L’uomo era arrivato in Pronto soccorso nella serata di venerdì 17 luglio in condizioni di salute molto preoccupanti e oggi, giovedì 23 luglio i medici lo hanno dimesso dal reparto Obi 2.
«Dal momento del suo ingresso fino alle dimissioni non è mai stato lasciato solo – dicono i familiari Rita Bernardini, Donatella Farsi e Gilberto Bernardini – È stato seguito con grande scrupolo, sottoposto a un monitoraggio costante e curato con professionalità, competenza e attenzione in ogni fase del percorso assistenziale».
«Ci avete fatto sentire in famiglia»
Un ringraziamento particolare è rivolto anche ai medici della Pneumologia, che con la loro esperienza e competenza hanno contribuito in maniera determinante al percorso diagnostico e terapeutico.
Ma, come spiegano i familiari, ciò che li ha colpiti maggiormente è stato l’aspetto umano dell’assistenza. «Medici, infermieri, operatori socio-sanitari, addetti all’assistenza dei pasti e specialisti – dicono – hanno dimostrato una gentilezza, una sensibilità e una disponibilità tali da farlo sentire accolto e assistito come se fosse un loro familiare».
«Troppo spesso si parla di malasanità, ma è altrettanto doveroso raccontare e valorizzare le esperienze positive – concludono – Quando alla competenza si uniscono gentilezza, rispetto e umanità, si offre non solo la migliore assistenza possibile al paziente, ma anche un grande conforto ai familiari che vivono con apprensione quei momenti».

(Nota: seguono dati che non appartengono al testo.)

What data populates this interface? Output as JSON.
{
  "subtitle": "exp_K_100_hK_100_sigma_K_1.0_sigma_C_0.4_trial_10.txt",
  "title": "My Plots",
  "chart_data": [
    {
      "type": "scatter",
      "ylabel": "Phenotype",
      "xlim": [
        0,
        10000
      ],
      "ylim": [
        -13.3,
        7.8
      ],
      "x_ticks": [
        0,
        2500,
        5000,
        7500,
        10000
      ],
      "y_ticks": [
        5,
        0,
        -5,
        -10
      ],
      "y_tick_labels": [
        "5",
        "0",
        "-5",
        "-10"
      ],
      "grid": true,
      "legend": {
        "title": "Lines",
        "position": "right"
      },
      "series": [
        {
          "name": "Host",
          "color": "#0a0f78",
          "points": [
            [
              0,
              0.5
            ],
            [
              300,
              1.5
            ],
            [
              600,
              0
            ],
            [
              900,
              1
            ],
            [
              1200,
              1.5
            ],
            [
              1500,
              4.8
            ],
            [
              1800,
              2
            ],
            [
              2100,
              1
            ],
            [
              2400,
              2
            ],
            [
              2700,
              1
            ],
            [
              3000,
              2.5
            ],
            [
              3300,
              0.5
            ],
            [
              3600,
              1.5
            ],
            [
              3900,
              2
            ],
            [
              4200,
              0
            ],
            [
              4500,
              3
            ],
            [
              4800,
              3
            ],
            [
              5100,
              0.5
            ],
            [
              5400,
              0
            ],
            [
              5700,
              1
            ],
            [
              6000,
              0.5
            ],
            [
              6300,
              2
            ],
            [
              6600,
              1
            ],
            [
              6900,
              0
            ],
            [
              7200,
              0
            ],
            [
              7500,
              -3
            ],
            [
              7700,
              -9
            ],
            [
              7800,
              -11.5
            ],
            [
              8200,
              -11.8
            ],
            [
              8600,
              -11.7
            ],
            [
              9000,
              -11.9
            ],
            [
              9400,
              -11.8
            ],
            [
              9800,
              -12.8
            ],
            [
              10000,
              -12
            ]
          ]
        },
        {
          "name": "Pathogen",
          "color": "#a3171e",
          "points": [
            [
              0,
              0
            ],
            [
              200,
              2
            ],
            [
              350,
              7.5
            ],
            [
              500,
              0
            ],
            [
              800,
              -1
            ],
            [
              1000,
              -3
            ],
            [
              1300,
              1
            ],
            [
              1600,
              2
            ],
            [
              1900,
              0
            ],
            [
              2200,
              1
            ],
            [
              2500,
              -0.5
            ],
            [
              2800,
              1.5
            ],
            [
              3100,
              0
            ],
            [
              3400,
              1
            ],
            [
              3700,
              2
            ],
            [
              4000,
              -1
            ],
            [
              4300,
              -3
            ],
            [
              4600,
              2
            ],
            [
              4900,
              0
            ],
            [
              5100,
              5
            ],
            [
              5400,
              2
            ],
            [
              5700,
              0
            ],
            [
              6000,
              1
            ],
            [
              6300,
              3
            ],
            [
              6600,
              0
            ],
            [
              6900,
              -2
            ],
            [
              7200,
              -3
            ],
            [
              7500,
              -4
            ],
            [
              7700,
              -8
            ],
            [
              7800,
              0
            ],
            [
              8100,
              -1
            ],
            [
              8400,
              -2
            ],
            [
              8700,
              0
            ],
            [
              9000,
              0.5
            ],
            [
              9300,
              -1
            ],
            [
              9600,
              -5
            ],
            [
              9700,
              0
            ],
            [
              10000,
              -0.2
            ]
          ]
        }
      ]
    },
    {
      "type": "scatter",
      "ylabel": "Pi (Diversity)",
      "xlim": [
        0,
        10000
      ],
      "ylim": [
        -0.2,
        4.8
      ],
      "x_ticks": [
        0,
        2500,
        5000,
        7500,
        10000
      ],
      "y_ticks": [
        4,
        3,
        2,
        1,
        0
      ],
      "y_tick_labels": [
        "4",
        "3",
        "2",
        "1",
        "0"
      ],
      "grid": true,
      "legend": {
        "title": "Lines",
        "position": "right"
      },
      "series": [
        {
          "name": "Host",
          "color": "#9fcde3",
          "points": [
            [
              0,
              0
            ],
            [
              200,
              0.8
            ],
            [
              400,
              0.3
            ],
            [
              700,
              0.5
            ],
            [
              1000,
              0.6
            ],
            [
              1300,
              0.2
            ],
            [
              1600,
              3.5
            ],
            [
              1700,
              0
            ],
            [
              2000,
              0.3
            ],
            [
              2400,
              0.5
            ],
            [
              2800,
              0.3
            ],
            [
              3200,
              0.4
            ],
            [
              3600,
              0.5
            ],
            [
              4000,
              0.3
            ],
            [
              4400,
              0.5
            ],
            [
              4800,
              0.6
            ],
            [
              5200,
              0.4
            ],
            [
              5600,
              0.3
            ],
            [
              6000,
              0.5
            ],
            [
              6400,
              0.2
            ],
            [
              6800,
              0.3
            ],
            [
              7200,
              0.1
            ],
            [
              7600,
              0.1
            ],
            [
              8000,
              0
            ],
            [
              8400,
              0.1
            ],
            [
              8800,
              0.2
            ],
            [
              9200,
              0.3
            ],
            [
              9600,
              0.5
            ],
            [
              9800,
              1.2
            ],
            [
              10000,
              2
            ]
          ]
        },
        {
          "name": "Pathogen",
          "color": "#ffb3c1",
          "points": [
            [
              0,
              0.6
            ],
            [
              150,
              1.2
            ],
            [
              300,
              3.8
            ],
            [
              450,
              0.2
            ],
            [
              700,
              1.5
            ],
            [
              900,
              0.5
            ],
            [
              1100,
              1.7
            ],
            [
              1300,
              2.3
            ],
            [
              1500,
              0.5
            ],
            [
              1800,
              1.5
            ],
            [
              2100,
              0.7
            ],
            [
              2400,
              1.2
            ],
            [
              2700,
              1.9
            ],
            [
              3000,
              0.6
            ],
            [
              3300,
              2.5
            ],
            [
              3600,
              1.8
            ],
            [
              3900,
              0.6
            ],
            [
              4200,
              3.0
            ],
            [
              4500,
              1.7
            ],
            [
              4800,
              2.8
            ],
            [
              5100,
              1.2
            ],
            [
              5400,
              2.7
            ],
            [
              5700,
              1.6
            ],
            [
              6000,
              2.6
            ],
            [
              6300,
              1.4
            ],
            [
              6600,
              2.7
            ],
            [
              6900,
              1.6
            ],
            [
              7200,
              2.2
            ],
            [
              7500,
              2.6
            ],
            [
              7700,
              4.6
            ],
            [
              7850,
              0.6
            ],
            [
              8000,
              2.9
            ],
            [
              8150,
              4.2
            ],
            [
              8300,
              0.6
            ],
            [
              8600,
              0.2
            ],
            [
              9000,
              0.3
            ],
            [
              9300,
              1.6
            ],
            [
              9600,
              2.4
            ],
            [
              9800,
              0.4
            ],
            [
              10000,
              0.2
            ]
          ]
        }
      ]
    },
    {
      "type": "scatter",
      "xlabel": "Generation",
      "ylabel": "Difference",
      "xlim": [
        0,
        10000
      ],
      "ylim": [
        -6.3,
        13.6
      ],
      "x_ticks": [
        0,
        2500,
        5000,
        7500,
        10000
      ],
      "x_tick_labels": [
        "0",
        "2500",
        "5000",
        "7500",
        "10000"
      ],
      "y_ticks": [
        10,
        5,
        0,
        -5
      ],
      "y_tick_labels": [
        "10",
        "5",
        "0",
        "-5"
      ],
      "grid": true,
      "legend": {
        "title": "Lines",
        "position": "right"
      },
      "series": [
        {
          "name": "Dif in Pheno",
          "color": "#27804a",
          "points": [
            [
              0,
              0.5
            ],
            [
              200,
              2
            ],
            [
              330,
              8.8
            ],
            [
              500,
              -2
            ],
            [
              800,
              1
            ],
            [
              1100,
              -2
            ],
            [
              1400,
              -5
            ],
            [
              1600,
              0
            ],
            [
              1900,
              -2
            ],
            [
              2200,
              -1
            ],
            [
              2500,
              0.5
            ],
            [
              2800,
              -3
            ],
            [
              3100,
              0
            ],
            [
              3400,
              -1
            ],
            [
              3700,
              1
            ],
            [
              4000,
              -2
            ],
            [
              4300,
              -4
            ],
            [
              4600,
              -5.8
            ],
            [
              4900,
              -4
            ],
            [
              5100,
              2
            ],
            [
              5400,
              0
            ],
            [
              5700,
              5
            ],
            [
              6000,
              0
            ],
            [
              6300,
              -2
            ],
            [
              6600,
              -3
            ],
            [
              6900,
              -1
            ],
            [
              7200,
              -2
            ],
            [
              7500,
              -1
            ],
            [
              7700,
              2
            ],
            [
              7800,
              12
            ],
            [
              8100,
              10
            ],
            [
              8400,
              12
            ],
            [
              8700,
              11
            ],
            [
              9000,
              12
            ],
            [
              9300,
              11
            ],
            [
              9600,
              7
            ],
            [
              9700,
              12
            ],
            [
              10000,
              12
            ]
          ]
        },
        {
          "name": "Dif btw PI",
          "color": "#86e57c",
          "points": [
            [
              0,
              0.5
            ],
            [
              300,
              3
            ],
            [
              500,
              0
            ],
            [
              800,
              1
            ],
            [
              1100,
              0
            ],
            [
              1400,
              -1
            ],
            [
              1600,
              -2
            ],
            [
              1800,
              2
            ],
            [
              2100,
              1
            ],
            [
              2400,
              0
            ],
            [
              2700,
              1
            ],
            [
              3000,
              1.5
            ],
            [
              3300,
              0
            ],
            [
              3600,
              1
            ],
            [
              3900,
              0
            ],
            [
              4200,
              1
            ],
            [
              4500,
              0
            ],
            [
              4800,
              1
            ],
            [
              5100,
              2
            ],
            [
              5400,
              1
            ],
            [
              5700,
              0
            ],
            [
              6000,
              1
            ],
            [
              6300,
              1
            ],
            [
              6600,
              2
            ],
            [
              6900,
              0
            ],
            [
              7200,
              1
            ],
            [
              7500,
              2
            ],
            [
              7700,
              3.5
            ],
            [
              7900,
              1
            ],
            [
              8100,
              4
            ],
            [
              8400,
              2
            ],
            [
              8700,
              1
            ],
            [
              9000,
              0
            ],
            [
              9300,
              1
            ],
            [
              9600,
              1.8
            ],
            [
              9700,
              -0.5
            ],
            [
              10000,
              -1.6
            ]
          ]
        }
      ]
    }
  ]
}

Un ultimo ringraziamento è rivolto a tutto il personale sanitario. «Grazie di cuore per il vostro instancabile lavoro, per la vostra professionalità, per la dedizione con cui ogni giorno vi prendete cura delle persone – dicono i familiari – e per aver fatto sentire nostro padre non soltanto un paziente, ma una persona».